0
votes

I have written my own Multi-Layer Perceptron in TensorFlow, in which I initialize the weights and biases like this:

# Store layers weight & bias
weights = {
    'h1': tf.Variable(tf.random_normal([n_input, hidden_layer_sizes[0]], 0, 0.1, seed=random_state)),  # 1 hidden layer is mandatory
}
biases = {
    'b1': tf.Variable(tf.random_normal([hidden_layer_sizes[0]], 0, 0.1, seed=random_state)),
}
for i in range(len(hidden_layer_sizes)-1):
    weights['h'+str(i+2)] = tf.Variable(tf.random_normal([hidden_layer_sizes[i], hidden_layer_sizes[i+1]], 0, 0.1, seed=random_state))
    biases['b'+str(i+2)] = tf.Variable(tf.random_normal([hidden_layer_sizes[i+1]], 0, 0.1, seed=random_state))
weights['out'] = tf.Variable(tf.random_normal([hidden_layer_sizes[-1], n_classes], 0, 0.1, seed=random_state))
biases['out'] = tf.Variable(tf.random_normal([n_classes], 0, 0.1, seed=random_state))
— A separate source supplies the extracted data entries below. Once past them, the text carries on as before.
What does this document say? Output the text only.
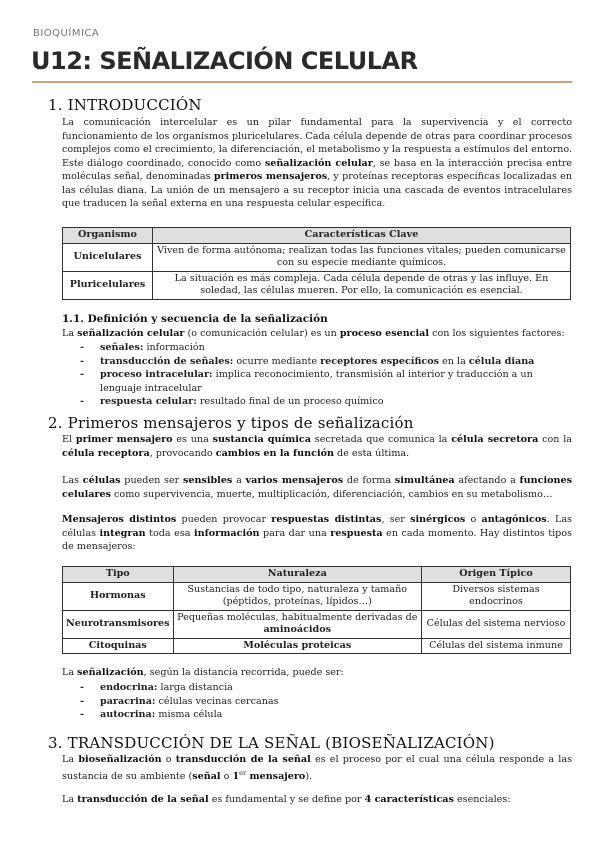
BIOQUÍMICA
U12: SEÑALIZACIÓN CELULAR
1. INTRODUCCIÓN
La comunicación intercelular es un pilar fundamental para la supervivencia y el correcto funcionamiento de los organismos pluricelulares. Cada célula depende de otras para coordinar procesos complejos como el crecimiento, la diferenciación, el metabolismo y la respuesta a estímulos del entorno. Este diálogo coordinado, conocido como señalización celular, se basa en la interacción precisa entre moléculas señal, denominadas primeros mensajeros, y proteínas receptoras específicas localizadas en las células diana. La unión de un mensajero a su receptor inicia una cascada de eventos intracelulares que traducen la señal externa en una respuesta celular específica.
Organismo	Características Clave
Unicelulares	Viven de forma autónoma; realizan todas las funciones vitales; pueden comunicarse con su especie mediante químicos.
Pluricelulares	La situación es más compleja. Cada célula depende de otras y las influye. En soledad, las células mueren. Por ello, la comunicación es esencial.
1.1. Definición y secuencia de la señalización
La señalización celular (o comunicación celular) es un proceso esencial con los siguientes factores:
- señales: información
- transducción de señales: ocurre mediante receptores específicos en la célula diana
- proceso intracelular: implica reconocimiento, transmisión al interior y traducción a un lenguaje intracelular
- respuesta celular: resultado final de un proceso químico
2. Primeros mensajeros y tipos de señalización
El primer mensajero es una sustancia química secretada que comunica la célula secretora con la célula receptora, provocando cambios en la función de esta última.
Las células pueden ser sensibles a varios mensajeros de forma simultánea afectando a funciones celulares como supervivencia, muerte, multiplicación, diferenciación, cambios en su metabolismo…
Mensajeros distintos pueden provocar respuestas distintas, ser sinérgicos o antagónicos. Las células integran toda esa información para dar una respuesta en cada momento. Hay distintos tipos de mensajeros:
Tipo	Naturaleza	Origen Típico
Hormonas	Sustancias de todo tipo, naturaleza y tamaño (péptidos, proteínas, lípidos…)	Diversos sistemas endocrinos
Neurotransmisores	Pequeñas moléculas, habitualmente derivadas de aminoácidos	Células del sistema nervioso
Citoquinas	Moléculas proteicas	Células del sistema inmune
La señalización, según la distancia recorrida, puede ser:
- endocrina: larga distancia
- paracrina: células vecinas cercanas
- autocrina: misma célula
3. TRANSDUCCIÓN DE LA SEÑAL (BIOSEÑALIZACIÓN)
La bioseñalización o transducción de la señal es el proceso por el cual una célula responde a las sustancia de su ambiente (señal o 1er mensajero).
La transducción de la señal es fundamental y se define por 4 características esenciales:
The number of hidden layers varies between 1 and 4, depending on the input. I have been reading on the Internet about alternative ways of initializing the weights, and I wonder if they are applicable in the MLP model or only in more complex models like CNNs. For example, the Xavier, the HE, the variance-scaled initialization etc.

Does any of the alternative initializers are applicable in my case and which one is considered the best for this type of network?

2

2 Answers

1
votes

It depends on the size of your MLP. Initializations are generally made for one of two reasons:

  • To prevent exploding or vanishing gradients
  • To initialize more correctly, therefore helping convergence speed and results

Usually for networks with a few layers and for networks with few neurons the initialization does not matter a lot. You can try it out though and see for yourself. Xavier and He are indeed the more better ones. In general there isn't really a "best one" for any type of network and it might pay off to experiment a bit.

0
votes

This is how I implemented it in my code. First I defined the following function:

def get_initial_weights(self, varname, shape, initializer="random_normal"):
    if initializer == 'random_normal':
        return tf.Variable(tf.random_normal(shape=shape, mean=0, stddev=0.1, seed=self.random_state))
    elif initializer == "xavier":
        return tf.get_variable(varname, shape=shape, initializer=tf.contrib.layers.xavier_initializer())
    elif initializer == "he":
        return tf.get_variable(varname, shape=shape, initializer=tf.variance_scaling_initializer())

Then inside the main body of my class I substituted the code in my 1st post for the following:

# Store layers weight & bias
weights = {
    'h1': self.get_initial_weights('h1', [n_input, hidden_layer_sizes[0]], initializer=initializer)
}
biases = {
    'b1': self.get_initial_weights('b1', [hidden_layer_sizes[0]], initializer=initializer)
}
for i in range(len(hidden_layer_sizes)-1):
    weights['h' + str(i + 2)] = self.get_initial_weights('h' + str(i + 2), [hidden_layer_sizes[i], hidden_layer_sizes[i+1]], initializer=initializer)
    biases['b'+str(i+2)] = self.get_initial_weights('b'+str(i+2), [hidden_layer_sizes[i+1]], initializer=initializer)
weights['hout'] = self.get_initial_weights('hout', [hidden_layer_sizes[-1], n_classes], initializer=initializer)
biases['bout'] = self.get_initial_weights('bout', [n_classes], initializer=initializer)